After years of aggressive US pressure, the US has finally backed off on Iran's nuclear program (I suspect in exchange for Iran's demand that the militias in Iraq lessen their fight, concurrently with the exchange of captured diplomats- it all happened in the same week), and there is less need for Iran to continue its highly defensive policies in Iraq. Iran finally has time to shift focus to its economy, and domestic elections over the next year NEED to yield a result that focuses less on external wars than with domestic economic progress, most Iranian's current concerns. Iran must stop being belligerent (as the USSR was) and instead work on internal economic development, with the hope that this development will spread benefits over time into the South of Iraq and later more of the Arab region. The Arabs, for their part, must welcome this investment.

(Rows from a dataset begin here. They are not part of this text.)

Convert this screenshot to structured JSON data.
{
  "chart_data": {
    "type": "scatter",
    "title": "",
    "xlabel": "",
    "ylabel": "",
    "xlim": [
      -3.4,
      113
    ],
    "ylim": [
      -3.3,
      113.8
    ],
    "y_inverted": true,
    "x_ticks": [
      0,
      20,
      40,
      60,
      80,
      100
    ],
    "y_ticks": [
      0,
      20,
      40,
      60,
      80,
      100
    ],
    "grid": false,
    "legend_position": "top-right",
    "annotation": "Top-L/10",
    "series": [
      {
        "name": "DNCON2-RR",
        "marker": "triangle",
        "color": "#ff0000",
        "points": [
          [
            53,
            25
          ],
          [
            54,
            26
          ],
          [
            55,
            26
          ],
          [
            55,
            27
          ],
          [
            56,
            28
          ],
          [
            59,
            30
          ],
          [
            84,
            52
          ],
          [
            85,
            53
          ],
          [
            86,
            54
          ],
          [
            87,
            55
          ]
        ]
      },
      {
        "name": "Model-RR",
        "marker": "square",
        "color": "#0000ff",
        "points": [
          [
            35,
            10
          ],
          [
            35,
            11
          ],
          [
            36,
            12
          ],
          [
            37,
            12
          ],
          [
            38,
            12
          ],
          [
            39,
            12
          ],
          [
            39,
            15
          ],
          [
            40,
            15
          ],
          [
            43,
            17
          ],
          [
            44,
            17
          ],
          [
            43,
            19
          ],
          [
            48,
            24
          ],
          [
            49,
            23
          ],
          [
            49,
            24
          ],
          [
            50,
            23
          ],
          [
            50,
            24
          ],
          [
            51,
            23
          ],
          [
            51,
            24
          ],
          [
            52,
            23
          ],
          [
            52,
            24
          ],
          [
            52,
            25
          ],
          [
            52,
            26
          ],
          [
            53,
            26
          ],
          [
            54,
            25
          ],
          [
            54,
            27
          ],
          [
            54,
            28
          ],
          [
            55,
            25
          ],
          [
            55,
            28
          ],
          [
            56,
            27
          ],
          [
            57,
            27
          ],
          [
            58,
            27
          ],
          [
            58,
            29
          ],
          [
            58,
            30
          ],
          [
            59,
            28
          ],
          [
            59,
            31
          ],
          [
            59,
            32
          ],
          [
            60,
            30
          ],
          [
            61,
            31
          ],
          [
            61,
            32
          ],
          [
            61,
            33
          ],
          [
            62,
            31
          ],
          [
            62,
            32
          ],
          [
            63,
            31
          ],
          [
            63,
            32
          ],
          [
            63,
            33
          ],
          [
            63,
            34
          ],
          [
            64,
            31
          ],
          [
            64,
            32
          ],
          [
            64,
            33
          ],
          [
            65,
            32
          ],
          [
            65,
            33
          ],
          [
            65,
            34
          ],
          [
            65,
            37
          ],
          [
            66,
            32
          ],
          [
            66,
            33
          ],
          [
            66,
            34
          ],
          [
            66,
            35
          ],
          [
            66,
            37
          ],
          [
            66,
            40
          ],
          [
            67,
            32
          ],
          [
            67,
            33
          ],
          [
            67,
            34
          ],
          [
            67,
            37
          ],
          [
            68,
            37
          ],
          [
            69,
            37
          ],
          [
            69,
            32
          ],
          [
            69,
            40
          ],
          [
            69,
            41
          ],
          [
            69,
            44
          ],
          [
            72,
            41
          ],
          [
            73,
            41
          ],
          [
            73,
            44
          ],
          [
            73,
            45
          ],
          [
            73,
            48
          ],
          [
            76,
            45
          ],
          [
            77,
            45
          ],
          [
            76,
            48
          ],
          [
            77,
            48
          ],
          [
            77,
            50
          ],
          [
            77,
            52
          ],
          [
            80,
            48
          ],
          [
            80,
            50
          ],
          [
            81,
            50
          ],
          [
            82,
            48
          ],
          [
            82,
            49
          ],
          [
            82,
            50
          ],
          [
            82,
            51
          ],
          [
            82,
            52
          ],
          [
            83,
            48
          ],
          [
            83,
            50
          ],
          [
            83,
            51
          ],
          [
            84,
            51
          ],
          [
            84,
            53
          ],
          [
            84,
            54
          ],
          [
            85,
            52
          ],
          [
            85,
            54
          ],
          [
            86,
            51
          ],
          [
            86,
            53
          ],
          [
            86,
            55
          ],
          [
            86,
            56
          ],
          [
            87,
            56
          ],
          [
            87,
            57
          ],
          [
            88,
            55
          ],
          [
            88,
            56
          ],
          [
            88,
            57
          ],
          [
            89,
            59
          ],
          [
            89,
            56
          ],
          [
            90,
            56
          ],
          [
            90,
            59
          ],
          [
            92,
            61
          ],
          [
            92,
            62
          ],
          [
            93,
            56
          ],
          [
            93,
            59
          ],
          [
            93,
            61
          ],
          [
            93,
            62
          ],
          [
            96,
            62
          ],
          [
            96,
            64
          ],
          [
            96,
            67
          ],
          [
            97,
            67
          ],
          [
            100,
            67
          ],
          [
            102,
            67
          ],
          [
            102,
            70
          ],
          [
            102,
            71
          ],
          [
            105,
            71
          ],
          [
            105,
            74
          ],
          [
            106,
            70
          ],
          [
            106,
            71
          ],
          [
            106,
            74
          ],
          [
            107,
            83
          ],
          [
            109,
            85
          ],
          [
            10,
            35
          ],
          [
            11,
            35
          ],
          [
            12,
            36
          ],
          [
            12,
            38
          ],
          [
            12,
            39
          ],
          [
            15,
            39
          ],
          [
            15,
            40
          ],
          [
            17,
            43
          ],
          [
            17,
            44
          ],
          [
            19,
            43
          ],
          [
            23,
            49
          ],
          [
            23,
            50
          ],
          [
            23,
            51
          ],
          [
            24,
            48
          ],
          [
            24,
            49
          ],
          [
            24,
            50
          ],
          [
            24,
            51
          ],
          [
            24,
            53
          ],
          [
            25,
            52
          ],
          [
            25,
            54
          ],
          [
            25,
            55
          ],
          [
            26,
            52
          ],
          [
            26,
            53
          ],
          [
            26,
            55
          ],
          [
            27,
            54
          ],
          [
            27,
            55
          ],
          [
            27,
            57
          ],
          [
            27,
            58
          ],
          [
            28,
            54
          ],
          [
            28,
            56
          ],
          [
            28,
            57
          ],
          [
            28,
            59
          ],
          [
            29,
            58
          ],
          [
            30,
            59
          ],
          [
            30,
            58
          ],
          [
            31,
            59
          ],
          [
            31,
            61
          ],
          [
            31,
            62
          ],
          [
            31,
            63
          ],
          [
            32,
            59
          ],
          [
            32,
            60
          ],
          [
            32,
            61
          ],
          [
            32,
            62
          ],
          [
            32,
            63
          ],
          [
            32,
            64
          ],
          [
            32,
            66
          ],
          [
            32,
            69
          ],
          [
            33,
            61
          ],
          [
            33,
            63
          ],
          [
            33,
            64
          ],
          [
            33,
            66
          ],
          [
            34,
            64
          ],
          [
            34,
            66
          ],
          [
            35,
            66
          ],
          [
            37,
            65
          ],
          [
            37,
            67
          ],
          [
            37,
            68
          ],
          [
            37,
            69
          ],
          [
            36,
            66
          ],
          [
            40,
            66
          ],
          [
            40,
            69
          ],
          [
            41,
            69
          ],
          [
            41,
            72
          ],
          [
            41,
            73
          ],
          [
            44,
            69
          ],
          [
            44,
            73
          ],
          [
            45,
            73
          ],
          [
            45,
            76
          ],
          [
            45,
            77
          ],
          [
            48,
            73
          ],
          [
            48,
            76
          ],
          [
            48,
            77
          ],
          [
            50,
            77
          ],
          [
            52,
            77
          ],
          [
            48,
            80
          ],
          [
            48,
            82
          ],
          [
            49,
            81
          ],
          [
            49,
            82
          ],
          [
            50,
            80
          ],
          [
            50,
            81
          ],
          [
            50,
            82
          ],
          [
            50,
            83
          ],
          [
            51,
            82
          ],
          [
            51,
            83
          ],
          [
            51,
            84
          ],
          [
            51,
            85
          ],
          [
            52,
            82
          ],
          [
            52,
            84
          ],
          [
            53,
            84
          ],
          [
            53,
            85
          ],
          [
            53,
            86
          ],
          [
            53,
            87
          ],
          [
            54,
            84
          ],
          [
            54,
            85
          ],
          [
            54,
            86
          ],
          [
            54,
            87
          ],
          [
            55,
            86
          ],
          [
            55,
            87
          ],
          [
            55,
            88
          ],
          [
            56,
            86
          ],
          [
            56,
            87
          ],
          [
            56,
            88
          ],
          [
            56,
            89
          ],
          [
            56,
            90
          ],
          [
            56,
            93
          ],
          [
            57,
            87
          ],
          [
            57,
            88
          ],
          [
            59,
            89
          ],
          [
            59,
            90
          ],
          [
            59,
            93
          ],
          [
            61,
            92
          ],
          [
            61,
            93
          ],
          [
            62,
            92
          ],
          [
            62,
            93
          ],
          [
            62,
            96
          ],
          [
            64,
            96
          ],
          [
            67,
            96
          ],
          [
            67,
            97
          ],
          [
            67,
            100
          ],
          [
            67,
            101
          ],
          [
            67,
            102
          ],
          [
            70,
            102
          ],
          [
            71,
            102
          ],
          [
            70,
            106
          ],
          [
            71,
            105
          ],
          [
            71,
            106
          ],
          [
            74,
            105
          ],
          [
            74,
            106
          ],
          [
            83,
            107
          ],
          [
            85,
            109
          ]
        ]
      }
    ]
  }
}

Between 10-30% of Dubai is currently owned by Iranian nationals, and its current success would be substantially less without their capital inflows. If Dubai had closed itself to Iran, initially, it would not look like it does today. Iran has launched a charm offensive in the rest of the Gulf to capture hearts and eventually lead to greater economic exchange- if the Arabs in general follow suit, a larger economic flourishing is not far off.
What Iraq desperately needs right now is jobs, and if Iran is flowering economically, its sphere of influence in Iraq will do so too. Once young people in iraq have jobs, and since they are (in the south) controlled by a government they, for the time, generally agree with, greater stability will ensue. Iran can provide this stability.
Iran can provide a light for the region, but the Arabs must be receptive to it, and the Iranian people must make certain decisions at the ballot box. Arab suspicion of Iran, however, is useless and counter productive. Finally, the Arabs have a neighbor that is strong and is trying to help them, but if they continue to squander the opportunity ot move forward this will become just another defeat in a long list of Arab disappointments.